Transparency register would ensure responsible lobbying

Finland’s new government promises more interaction with broader audiences to improve the workings of our society. The new Government Programme includes an important objective: Finland should adopt a transparency register for lobbying – and be the first of the Nordic countries to do so.

A competent decision-maker is one who is regularly engaged in dialogue with many different groups of the society. A pluralistic approach will craft high-quality laws that serve people.

Decision-makers require diverse viewpoints on the consequences of their decisions. The best providers for this type of information include scientific experts, non-governmental organisations, and sector lobbyists, all specialists in their own fields.

According to Prime Minister Antti Rinne, the new government will not pretend prescience and claim to know the effectiveness of all measures beforehand. The ministers, who took their oaths of office in late May, are committed to searching for information and trying out different approaches to find the best solutions that benefit Finnish citizens.

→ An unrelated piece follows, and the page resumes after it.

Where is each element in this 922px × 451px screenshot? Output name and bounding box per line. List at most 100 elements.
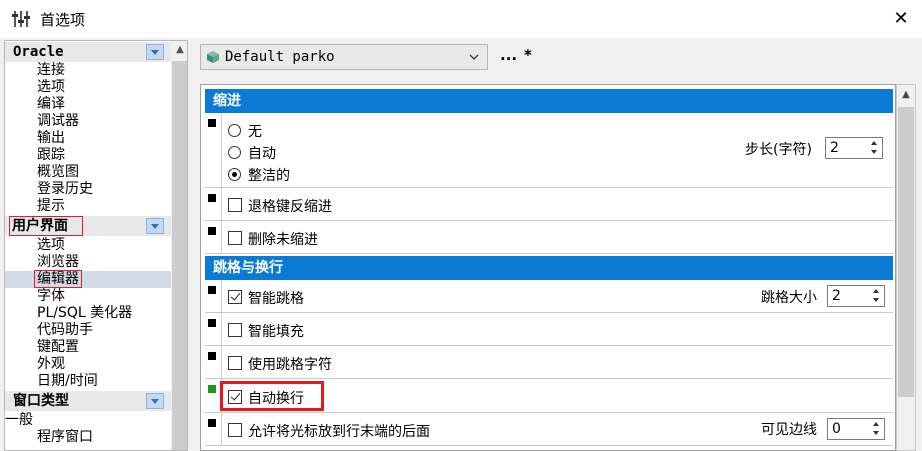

Implementation of the new lobby register would improve transparency, reduce inappropriate attempts to influence decision-makers, and fortify the trust between the government and the citizens. The register has the potential for a win-win scenario; citizens are better informed on which parties aim to influence Finnish decision-making, and decision-makers are better informed on the roles and funding sources of the different lobbyists.

From a legal perspective, some good groundwork has already been laid. Emilia Korkea-aho, associate professor at the University of Eastern Finland, and Paul Tiensuu, PHD researcher at the University of Helsinki, have studied lobby registers as a form of regulating lobbying activities.

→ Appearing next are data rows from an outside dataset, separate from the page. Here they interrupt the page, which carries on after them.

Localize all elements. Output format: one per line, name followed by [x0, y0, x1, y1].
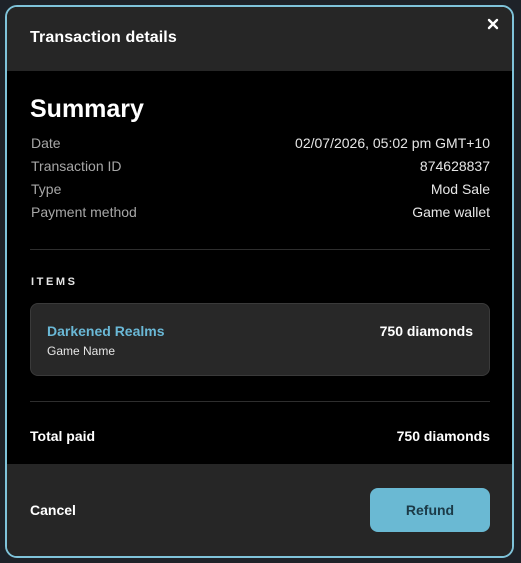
item-card: Darkened Realms Game Name 750 diamonds	[30, 303, 490, 376]
close-icon	[484, 15, 502, 33]
detail-row-date: Date 02/07/2026, 05:02 pm GMT+10	[30, 135, 490, 155]
close-button[interactable]	[484, 15, 502, 33]
total-label: Total paid	[30, 428, 96, 444]
detail-row-transaction-id: Transaction ID 874628837	[30, 158, 490, 178]
detail-row-payment-method: Payment method Game wallet	[30, 204, 490, 224]
detail-value: Mod Sale	[430, 181, 490, 197]
detail-value: 02/07/2026, 05:02 pm GMT+10	[295, 135, 490, 151]
modal-footer: Cancel Refund	[7, 464, 512, 556]
divider	[30, 249, 490, 250]
detail-label: Payment method	[31, 204, 137, 220]
items-heading: ITEMS	[31, 276, 78, 288]
item-name-link[interactable]: Darkened Realms	[47, 323, 165, 339]
item-price: 750 diamonds	[379, 323, 473, 339]
divider	[30, 401, 490, 402]
detail-row-type: Type Mod Sale	[30, 181, 490, 201]
item-subtitle: Game Name	[47, 344, 116, 358]
summary-title: Summary	[30, 95, 144, 123]
detail-label: Date	[31, 135, 61, 151]
modal-header: Transaction details	[7, 7, 512, 71]
transaction-details-modal: Transaction details Summary Date 02/07/2…	[5, 5, 514, 558]
detail-value: 874628837	[419, 158, 490, 174]
total-value: 750 diamonds	[396, 428, 490, 444]
modal-title: Transaction details	[30, 29, 177, 46]
detail-label: Type	[31, 181, 62, 197]
detail-label: Transaction ID	[31, 158, 122, 174]
refund-button[interactable]: Refund	[370, 488, 490, 532]
cancel-button[interactable]: Cancel	[30, 502, 76, 518]
detail-value: Game wallet	[412, 204, 490, 220]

The introduction of the lobbying register and its legislative preparation were proposed earlier this year by a parliamentary working group led by then Speaker of Parliament Paula Risikko. According to the current Government Programme, the regulation will be based on parliamentary preparation and input from the civic society. The legislative work must be transparent and diligent, and it is important for the functionality of the register that lobbying organisations themselves are also heard in the process.

The Government Programme promises better transparency in all decision-making. Transparency is also connected with the important goal of making the work of lobbyists and other stakeholders more understandable, closer to everyday life. That is why Finland definitely needs a transparency register for lobbyists. It will be a cornerstone of modern, responsible lobbying.